Polls show that Georgians are overwhelmingly supportive of joining the alliance. But years of waiting have occasioned some frustration in Georgia about being stuck outside NATO’s purportedly open doors.
“Sufficient time has passed since [2008] for that promise to have been kept,” Tina Khidasheli, a former defense minister of Georgia, told news website Civil.ge in January. “The most simple, clear, and right response to Russia’s blackmail would be not to make further promises, but to act on the old ones.”
Georgia’s sense of being left out of this round of NATO expansion, however, is tempered by the alliance’s questioning of the country’s democratic credentials, issues that Swedish and Finnish accession is not raising.
Javier Colomina, the NATO Secretary General’s special representative for the Caucasus and Central Asia, visited Tbilisi in late April.

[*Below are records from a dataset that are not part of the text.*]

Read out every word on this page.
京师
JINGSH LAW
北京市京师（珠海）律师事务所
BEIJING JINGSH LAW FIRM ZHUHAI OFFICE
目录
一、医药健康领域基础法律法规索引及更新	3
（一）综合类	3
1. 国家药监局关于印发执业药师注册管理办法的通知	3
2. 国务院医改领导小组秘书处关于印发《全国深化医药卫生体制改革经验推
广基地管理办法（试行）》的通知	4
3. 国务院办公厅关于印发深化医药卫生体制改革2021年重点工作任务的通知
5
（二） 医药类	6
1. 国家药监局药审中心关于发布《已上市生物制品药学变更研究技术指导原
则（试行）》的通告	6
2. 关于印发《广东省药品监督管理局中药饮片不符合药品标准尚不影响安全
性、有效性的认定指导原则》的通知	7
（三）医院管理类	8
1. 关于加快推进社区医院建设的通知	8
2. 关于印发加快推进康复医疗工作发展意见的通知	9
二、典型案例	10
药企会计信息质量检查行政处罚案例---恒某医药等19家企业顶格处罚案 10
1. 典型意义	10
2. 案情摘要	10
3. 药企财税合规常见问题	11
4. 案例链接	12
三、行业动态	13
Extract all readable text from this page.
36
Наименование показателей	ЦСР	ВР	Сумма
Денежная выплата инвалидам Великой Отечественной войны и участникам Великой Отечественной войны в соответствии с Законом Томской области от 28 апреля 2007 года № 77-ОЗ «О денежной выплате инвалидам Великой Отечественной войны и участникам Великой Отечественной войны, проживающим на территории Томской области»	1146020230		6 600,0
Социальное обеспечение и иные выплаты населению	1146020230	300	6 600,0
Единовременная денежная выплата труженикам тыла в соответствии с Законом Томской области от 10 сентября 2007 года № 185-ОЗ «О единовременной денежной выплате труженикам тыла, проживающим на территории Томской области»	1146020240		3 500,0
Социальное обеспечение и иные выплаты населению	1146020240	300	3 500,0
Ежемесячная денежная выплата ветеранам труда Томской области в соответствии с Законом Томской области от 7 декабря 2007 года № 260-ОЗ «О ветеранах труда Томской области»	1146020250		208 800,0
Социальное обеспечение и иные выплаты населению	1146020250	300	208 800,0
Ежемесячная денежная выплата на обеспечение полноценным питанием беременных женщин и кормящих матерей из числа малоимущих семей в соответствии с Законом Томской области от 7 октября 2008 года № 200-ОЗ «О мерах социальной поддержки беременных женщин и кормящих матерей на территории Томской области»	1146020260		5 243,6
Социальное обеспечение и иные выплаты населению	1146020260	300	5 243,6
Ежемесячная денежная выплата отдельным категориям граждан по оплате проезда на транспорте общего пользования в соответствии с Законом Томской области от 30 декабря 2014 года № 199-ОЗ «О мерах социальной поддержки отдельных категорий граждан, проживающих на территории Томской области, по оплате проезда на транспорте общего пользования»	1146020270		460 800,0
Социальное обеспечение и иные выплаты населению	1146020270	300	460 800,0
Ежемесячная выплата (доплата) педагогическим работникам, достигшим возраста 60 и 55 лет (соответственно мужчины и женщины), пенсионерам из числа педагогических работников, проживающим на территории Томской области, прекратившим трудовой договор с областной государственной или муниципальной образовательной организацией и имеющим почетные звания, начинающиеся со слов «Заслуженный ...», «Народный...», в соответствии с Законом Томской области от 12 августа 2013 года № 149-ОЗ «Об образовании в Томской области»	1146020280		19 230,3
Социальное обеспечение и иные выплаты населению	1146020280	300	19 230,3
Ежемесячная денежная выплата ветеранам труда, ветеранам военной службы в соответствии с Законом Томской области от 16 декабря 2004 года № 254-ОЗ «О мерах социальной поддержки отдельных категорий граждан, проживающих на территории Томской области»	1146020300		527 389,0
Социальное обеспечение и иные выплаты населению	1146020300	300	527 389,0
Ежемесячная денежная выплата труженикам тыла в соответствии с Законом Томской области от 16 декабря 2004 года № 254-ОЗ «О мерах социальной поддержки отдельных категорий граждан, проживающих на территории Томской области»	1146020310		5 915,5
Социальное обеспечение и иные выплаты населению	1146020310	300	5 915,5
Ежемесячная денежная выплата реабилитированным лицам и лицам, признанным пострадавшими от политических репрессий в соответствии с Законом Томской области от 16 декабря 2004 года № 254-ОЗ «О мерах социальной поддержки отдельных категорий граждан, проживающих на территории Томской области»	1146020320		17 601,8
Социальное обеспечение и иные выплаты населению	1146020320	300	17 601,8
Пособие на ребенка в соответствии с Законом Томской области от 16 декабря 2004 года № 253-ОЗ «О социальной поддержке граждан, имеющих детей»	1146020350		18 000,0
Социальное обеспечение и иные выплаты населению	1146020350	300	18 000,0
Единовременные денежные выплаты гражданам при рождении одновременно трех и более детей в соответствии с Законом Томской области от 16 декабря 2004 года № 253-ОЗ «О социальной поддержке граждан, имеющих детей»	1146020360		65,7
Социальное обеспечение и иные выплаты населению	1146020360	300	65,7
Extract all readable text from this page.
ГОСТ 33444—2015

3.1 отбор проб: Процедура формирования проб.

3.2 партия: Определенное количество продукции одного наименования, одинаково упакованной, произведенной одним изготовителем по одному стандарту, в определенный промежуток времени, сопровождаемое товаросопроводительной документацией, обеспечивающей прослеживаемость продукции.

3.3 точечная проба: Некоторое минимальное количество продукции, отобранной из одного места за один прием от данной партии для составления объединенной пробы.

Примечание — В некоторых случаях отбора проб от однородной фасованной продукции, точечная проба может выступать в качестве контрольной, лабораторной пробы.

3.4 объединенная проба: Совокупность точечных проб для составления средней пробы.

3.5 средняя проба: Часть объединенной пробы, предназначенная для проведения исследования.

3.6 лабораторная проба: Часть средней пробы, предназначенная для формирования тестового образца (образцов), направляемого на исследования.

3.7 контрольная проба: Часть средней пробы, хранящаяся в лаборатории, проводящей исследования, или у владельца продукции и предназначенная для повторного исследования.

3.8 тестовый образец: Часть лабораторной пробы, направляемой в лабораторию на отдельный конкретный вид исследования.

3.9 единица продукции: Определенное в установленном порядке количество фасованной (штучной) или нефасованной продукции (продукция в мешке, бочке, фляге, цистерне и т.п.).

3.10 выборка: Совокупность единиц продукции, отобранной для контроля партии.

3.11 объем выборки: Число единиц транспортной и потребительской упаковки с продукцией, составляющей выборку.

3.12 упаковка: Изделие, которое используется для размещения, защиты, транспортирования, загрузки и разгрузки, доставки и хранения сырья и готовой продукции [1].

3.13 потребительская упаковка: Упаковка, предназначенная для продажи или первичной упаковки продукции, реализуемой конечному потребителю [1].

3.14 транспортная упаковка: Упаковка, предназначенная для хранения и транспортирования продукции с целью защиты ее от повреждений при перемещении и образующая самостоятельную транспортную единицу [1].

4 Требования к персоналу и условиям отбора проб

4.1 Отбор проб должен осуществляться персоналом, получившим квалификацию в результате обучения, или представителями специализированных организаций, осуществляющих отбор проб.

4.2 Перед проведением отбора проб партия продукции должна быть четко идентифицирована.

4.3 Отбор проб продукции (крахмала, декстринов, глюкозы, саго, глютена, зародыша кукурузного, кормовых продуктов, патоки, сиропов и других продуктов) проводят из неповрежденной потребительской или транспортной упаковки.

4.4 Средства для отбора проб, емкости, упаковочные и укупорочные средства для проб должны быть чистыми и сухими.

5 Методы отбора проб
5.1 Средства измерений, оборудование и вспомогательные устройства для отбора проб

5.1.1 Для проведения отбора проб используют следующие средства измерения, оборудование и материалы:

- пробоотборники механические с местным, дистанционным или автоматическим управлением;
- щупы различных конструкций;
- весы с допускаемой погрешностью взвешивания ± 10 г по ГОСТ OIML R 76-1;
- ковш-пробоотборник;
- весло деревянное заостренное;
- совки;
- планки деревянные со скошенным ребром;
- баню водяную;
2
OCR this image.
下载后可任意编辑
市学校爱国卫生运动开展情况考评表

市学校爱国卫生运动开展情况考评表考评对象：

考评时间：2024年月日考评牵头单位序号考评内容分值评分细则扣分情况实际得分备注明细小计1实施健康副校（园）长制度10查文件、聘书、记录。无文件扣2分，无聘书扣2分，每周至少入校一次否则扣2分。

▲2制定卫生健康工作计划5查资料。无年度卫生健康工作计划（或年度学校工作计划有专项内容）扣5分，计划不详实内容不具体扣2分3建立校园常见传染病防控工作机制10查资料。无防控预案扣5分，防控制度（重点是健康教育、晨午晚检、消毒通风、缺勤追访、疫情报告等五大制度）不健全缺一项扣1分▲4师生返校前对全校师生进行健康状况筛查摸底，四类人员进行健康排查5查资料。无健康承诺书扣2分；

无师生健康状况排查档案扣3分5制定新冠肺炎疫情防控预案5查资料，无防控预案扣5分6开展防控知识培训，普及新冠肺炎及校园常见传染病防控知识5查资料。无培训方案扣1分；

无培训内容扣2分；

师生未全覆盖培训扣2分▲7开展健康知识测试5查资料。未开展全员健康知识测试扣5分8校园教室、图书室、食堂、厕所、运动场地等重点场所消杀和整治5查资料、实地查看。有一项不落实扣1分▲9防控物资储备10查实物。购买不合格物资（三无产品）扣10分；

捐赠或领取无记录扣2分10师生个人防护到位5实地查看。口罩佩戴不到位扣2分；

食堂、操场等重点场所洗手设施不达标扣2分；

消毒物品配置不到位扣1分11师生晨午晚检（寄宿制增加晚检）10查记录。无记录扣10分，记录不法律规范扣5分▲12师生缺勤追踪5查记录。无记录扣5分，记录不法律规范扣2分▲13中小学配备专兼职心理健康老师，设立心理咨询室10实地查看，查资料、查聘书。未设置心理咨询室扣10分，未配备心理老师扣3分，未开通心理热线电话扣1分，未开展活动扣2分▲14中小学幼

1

In a subsequent interview with Formula TV, he said that the alliance was pushing for Georgia’s government to adopt additional reforms involving the judiciary, electoral system, and security sector.
“We are concerned with the level of implementation of the reforms we are asking for,” Colomina said, noting that reforms have “stalled over the past year or year and a half,” the network reported.
The sensitivity around democratization and NATO membership were on display when Prime Minister Irakli Garibashvili visited Brussels on May 18. When a scheduled meeting between Garibashvili and NATO Secretary General Jens Stoltenberg was abruptly canceled, some in the political opposition assumed the worst, linking the cancellation to Georgia’s deteriorating human rights situation and what they see as appeasement to Russia vis-à-vis the Ukraine war.
The meeting was then rescheduled the same day, without explanation.
Nini Gabritchidze is a Tbilisi-based journalist.